Conobbi un uomo un tempo. Un Principe fra gli uomini. Aveva un modo di rimanere saldo quando attorno lui ci si agitava di sconquassi, ci si muoveva al ritmo del rumore della paura, si vacillava fra il cigolio della finestra e la minaccia della porta.
Conobbi un uomo, la chiameremo Fulmine, per il suo modo di esplodere con violenza immotivata, improvvisa. E tacere in un silenzio carico di conseguenze.
Lo chiameremo Lampo per il modo di portare luce su situazioni che parevano condannate al buio, a una mancanza di risoluzione, a girotondi stolidi incatenati a ripetere la litania del problema, lo stesso problema, quello che appariva un problema e che poi la Luce.
Lo chiameremo Tuono, per il fatto che ci lascio’ assordati e ci chiedemmo, dopo, a lungo, cosa fosse quel rumore. Provammo a imitarlo in un fracassare di pentole, rimasti orfani della decisione, della concentrazione in un’istanza, inebetiti di fronte alla capacita’ di portare le decisioni alle loro remote conseguenze. A quel genere di avvenimenti, che poi uno si chiede, ma guarda che qui poi non torni indietro, e non hai paura, almeno un poco, che magari se facciamo due passi a destra e poi zitti zitti ci defiliamo, allora magari non dovremo scegliere, nessuno ci interroghera’ e ciondoleremo dove non devi proprio proprio essere.
Conobbi un uomo che teneva il Fulmine nella mano, il Lampo nel petto e il Tuono nello sguardo e pensai. Pensai al peso della responsabilita’ e penso che oltre rimaneva poco spazio per l’anima. E che il sacrificio non importava, perche’ a noi servivano i Fulmini, i Lampi, ed i Tuoni, per poter essere, a nostro modo, incompleti, insicuri, ingrati.
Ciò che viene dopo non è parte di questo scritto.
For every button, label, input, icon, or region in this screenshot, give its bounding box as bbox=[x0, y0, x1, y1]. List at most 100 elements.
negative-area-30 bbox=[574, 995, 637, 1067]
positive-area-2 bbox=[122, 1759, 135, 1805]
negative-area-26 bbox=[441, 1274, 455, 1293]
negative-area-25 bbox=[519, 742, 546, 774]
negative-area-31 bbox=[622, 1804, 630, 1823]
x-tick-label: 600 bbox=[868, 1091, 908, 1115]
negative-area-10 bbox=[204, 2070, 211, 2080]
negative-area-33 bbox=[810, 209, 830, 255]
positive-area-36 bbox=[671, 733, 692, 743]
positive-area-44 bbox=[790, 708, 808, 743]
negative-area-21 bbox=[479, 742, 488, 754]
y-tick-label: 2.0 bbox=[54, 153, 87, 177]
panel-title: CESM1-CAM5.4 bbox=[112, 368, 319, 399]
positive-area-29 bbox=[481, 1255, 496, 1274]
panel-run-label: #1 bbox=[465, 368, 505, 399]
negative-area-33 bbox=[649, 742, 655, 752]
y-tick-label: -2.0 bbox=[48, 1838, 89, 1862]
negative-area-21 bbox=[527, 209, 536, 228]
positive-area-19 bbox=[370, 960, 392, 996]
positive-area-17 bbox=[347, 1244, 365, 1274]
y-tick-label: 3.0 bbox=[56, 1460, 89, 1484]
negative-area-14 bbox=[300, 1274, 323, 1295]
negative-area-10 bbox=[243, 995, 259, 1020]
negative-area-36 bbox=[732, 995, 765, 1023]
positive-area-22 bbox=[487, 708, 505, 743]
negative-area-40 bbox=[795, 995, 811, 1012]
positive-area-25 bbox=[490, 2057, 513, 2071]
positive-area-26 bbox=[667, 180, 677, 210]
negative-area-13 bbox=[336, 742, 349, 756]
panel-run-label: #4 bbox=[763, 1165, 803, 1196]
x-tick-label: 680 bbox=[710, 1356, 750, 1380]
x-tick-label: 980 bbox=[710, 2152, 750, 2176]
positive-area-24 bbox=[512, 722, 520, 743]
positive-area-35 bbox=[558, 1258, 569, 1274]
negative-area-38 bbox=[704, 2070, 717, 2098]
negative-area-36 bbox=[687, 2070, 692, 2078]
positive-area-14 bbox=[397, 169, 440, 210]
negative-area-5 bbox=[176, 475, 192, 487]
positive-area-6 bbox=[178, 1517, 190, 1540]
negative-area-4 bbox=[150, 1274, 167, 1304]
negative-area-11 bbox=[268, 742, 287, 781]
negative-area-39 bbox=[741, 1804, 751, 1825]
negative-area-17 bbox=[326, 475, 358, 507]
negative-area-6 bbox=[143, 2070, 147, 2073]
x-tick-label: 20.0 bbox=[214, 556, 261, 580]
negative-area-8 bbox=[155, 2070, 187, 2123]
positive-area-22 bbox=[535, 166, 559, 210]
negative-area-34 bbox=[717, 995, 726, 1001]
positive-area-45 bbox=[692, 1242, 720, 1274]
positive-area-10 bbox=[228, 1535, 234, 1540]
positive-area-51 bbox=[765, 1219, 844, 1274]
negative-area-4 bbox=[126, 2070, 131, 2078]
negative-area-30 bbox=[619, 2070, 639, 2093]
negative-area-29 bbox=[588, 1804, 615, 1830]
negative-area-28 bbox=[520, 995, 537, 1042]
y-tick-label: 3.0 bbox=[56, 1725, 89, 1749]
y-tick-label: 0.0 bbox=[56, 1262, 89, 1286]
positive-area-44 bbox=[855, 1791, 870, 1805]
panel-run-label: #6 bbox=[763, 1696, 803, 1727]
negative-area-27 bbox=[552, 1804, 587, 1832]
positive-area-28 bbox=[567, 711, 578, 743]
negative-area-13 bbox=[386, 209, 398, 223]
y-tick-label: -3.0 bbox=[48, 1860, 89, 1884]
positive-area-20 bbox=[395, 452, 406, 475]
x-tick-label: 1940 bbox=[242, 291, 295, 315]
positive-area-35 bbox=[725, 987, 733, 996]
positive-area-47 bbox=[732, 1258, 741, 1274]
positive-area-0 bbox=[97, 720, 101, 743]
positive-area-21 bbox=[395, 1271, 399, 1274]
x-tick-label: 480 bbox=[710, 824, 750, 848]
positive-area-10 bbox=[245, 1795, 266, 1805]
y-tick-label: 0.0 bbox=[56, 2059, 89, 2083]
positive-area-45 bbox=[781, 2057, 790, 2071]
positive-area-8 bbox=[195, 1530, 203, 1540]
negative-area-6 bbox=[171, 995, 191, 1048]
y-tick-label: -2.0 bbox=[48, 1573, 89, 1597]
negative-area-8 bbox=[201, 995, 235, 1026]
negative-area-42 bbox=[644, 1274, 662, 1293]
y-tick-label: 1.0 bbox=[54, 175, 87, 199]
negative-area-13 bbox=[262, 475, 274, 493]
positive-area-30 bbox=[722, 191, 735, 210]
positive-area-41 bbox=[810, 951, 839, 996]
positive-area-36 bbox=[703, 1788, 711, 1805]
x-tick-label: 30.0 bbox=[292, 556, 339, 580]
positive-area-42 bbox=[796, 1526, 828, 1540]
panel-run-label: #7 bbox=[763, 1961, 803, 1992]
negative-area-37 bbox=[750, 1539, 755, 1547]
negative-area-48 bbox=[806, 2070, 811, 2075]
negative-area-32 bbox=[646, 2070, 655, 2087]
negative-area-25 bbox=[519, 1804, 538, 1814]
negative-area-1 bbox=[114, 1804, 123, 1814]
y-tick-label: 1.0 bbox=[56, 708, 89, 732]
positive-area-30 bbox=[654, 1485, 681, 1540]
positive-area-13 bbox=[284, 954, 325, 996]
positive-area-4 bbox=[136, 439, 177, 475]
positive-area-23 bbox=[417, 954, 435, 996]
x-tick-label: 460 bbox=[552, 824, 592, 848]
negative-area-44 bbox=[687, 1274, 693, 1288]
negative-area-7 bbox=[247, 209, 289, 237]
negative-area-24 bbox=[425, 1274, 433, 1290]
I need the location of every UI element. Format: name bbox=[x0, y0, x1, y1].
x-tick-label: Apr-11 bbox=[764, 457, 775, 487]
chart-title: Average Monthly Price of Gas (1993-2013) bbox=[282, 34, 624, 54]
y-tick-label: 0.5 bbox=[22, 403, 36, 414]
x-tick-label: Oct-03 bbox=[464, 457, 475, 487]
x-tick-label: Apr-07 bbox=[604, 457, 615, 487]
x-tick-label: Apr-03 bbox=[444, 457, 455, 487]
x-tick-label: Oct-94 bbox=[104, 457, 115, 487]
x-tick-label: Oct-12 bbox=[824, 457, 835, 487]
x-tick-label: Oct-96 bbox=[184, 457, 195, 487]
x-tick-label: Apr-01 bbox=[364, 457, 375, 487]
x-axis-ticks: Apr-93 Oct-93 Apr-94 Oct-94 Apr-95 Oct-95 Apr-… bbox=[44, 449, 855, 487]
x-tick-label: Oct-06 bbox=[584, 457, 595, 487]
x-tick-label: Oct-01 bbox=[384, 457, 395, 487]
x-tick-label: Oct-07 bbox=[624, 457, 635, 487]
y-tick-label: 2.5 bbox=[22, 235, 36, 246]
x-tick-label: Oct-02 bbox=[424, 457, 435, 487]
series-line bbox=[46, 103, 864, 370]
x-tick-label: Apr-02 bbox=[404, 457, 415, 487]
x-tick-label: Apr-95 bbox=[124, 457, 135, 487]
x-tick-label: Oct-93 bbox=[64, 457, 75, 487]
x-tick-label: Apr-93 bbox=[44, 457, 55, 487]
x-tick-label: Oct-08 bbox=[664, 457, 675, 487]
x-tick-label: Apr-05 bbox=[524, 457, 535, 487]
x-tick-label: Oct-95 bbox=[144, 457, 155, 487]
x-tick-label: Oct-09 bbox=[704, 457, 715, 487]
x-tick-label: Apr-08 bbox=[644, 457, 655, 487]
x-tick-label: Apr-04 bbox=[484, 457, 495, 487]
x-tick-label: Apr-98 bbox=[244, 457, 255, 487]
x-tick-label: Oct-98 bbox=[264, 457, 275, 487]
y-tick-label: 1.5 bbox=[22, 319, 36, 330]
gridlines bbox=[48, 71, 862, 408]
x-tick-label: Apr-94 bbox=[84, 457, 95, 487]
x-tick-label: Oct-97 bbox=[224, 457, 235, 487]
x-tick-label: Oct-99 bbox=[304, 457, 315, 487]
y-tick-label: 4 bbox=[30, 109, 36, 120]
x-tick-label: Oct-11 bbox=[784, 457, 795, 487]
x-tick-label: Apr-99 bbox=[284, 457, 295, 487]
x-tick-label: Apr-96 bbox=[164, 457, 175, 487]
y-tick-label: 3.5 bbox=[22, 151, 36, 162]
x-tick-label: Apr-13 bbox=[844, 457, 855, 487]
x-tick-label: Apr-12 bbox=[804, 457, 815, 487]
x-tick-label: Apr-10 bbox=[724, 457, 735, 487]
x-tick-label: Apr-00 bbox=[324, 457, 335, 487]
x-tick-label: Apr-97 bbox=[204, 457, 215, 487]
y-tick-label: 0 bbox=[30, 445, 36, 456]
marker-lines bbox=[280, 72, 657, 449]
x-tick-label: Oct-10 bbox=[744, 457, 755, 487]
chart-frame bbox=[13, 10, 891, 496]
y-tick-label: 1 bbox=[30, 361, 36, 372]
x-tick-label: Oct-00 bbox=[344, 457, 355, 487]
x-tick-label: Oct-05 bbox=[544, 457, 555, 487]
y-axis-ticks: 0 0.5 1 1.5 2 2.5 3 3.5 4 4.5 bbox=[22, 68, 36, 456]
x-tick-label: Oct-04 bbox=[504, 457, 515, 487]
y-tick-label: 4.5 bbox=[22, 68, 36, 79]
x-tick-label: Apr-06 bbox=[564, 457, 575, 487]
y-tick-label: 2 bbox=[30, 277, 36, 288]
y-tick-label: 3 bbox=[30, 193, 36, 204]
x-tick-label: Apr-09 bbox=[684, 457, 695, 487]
Ma vivi, scampati, riparati, ancora e in qualche modo, a una protezione di chi non doveva tenere su cieli o lottare con cumolonenbi. A chi le stelle non cadevano fra cuore e petto a incedere ferite irreparabili, e a dover rimanere li’, Vivi di una Vita tremenda e fragorosa, a servire scopi, che di chi li serviva forse se ne infischiavano.